In March 2006, Todd B. Loftis, a former TMI president, was sentenced in federal court in Fort Worth, Texas, to 87 months in prison and ordered to pay $20 million in restitution after his December 2005 guilty plea in connection with his role in the scheme.
Loftis had waived an indictment and pleaded guilty to a one-count information charging conspiracy to defraud the government with false and fraudulent claims. He admitted that from 1998 through 2004, as president and chief operating officer at TMI, he, along with others, conspired to defraud the Defense Department and Lockheed Martin Aeronautics by obtaining payments from both through false and fraudulent billings.
In 1998, TMI, acting through Loftis, obtained a sole-source integrated supply contract with Lockheed Martin Aeronautics to supply all of Lockheed’s perishable tools for the manufacture of airplanes including the Defense Department’s F-16, F-22 and other military needs in Fort Worth, San Diego and Marietta, Ga.
Perishable tools are the drill bits, router bits and other small tools that are used in the manufacturing process.
In order to cover up this activity, the government said, Loftis and others under his direction created false invoices using a computer scanner to remove actual pricing data and substitute fictitious data to give the appearance of legitimate pricing. Loftis was able to control the audit sample of invoices as well so as to limit the possibility that a fraudulently priced part would be found. After the audits, Loftis ordered the fraudulently created documents and computer files to be destroyed.

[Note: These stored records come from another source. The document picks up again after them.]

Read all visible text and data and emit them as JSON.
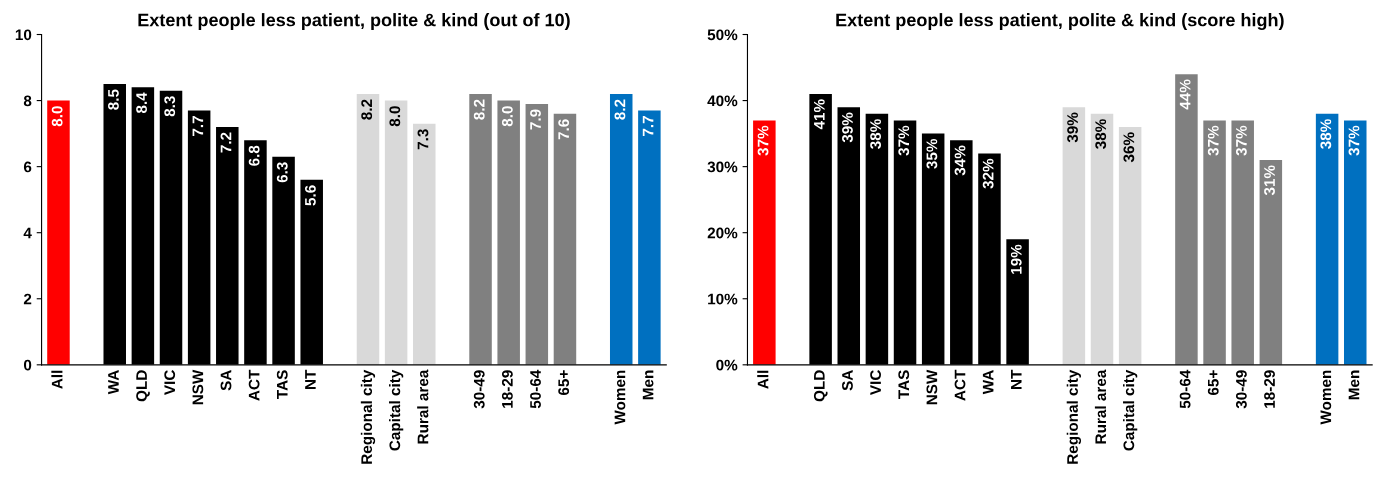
{
  "chart_data": [
    {
      "type": "bar",
      "title": "Extent people less patient, polite & kind (out of 10)",
      "categories": [
        "All",
        null,
        "WA",
        "QLD",
        "VIC",
        "NSW",
        "SA",
        "ACT",
        "TAS",
        "NT",
        null,
        "Regional city",
        "Capital city",
        "Rural area",
        null,
        "30-49",
        "18-29",
        "50-64",
        "65+",
        null,
        "Women",
        "Men"
      ],
      "values": [
        8.0,
        null,
        8.5,
        8.4,
        8.3,
        7.7,
        7.2,
        6.8,
        6.3,
        5.6,
        null,
        8.2,
        8.0,
        7.3,
        null,
        8.2,
        8.0,
        7.9,
        7.6,
        null,
        8.2,
        7.7
      ],
      "value_labels": [
        "8.0",
        null,
        "8.5",
        "8.4",
        "8.3",
        "7.7",
        "7.2",
        "6.8",
        "6.3",
        "5.6",
        null,
        "8.2",
        "8.0",
        "7.3",
        null,
        "8.2",
        "8.0",
        "7.9",
        "7.6",
        null,
        "8.2",
        "7.7"
      ],
      "colors": [
        "#ff0000",
        null,
        "#000000",
        "#000000",
        "#000000",
        "#000000",
        "#000000",
        "#000000",
        "#000000",
        "#000000",
        null,
        "#d9d9d9",
        "#d9d9d9",
        "#d9d9d9",
        null,
        "#808080",
        "#808080",
        "#808080",
        "#808080",
        null,
        "#0070c0",
        "#0070c0"
      ],
      "ylim": [
        0,
        10
      ],
      "yticks": [
        0,
        2,
        4,
        6,
        8,
        10
      ]
    },
    {
      "type": "bar",
      "title": "Extent people less patient, polite & kind (score high)",
      "categories": [
        "All",
        null,
        "QLD",
        "SA",
        "VIC",
        "TAS",
        "NSW",
        "ACT",
        "WA",
        "NT",
        null,
        "Regional city",
        "Rural area",
        "Capital city",
        null,
        "50-64",
        "65+",
        "30-49",
        "18-29",
        null,
        "Women",
        "Men"
      ],
      "values": [
        37,
        null,
        41,
        39,
        38,
        37,
        35,
        34,
        32,
        19,
        null,
        39,
        38,
        36,
        null,
        44,
        37,
        37,
        31,
        null,
        38,
        37
      ],
      "value_labels": [
        "37%",
        null,
        "41%",
        "39%",
        "38%",
        "37%",
        "35%",
        "34%",
        "32%",
        "19%",
        null,
        "39%",
        "38%",
        "36%",
        null,
        "44%",
        "37%",
        "37%",
        "31%",
        null,
        "38%",
        "37%"
      ],
      "colors": [
        "#ff0000",
        null,
        "#000000",
        "#000000",
        "#000000",
        "#000000",
        "#000000",
        "#000000",
        "#000000",
        "#000000",
        null,
        "#d9d9d9",
        "#d9d9d9",
        "#d9d9d9",
        null,
        "#808080",
        "#808080",
        "#808080",
        "#808080",
        null,
        "#0070c0",
        "#0070c0"
      ],
      "ylim": [
        0,
        50
      ],
      "yticks": [
        {
          "value": 0,
          "label": "0%"
        },
        {
          "value": 10,
          "label": "10%"
        },
        {
          "value": 20,
          "label": "20%"
        },
        {
          "value": 30,
          "label": "30%"
        },
        {
          "value": 40,
          "label": "40%"
        },
        {
          "value": 50,
          "label": "50%"
        }
      ]
    }
  ]
}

TMI and Loftis realized approximately $20 million in profits on these fraudulent sales to the government, prosecutors said.
“It is troubling that a large defense contractor with long-established contractual ties with the United States failed to undertake appropriate measures to ensure the integrity and validity of the costs it submitted to the United States,” Mr. Delery said.
The federal government brought civil claims against Lockheed Martin under the False Claims Act, accusing the firm of contributing to the inflated amounts paid by the government by failing to adequately oversee TMI’s charging practices and by mishandling information revealing these practices.
The case was jointly handled by the Defense Criminal Investigative Service, the Air Force Office of Special Investigations, the Defense Contract Audit Agency, the Contract Integrity Offices of the Departments of the Air Force and the Navy, the Defense Contract Management Agency, the Justice Department Civil Division and the U.S. attorney’s office for the Northern District of Texas.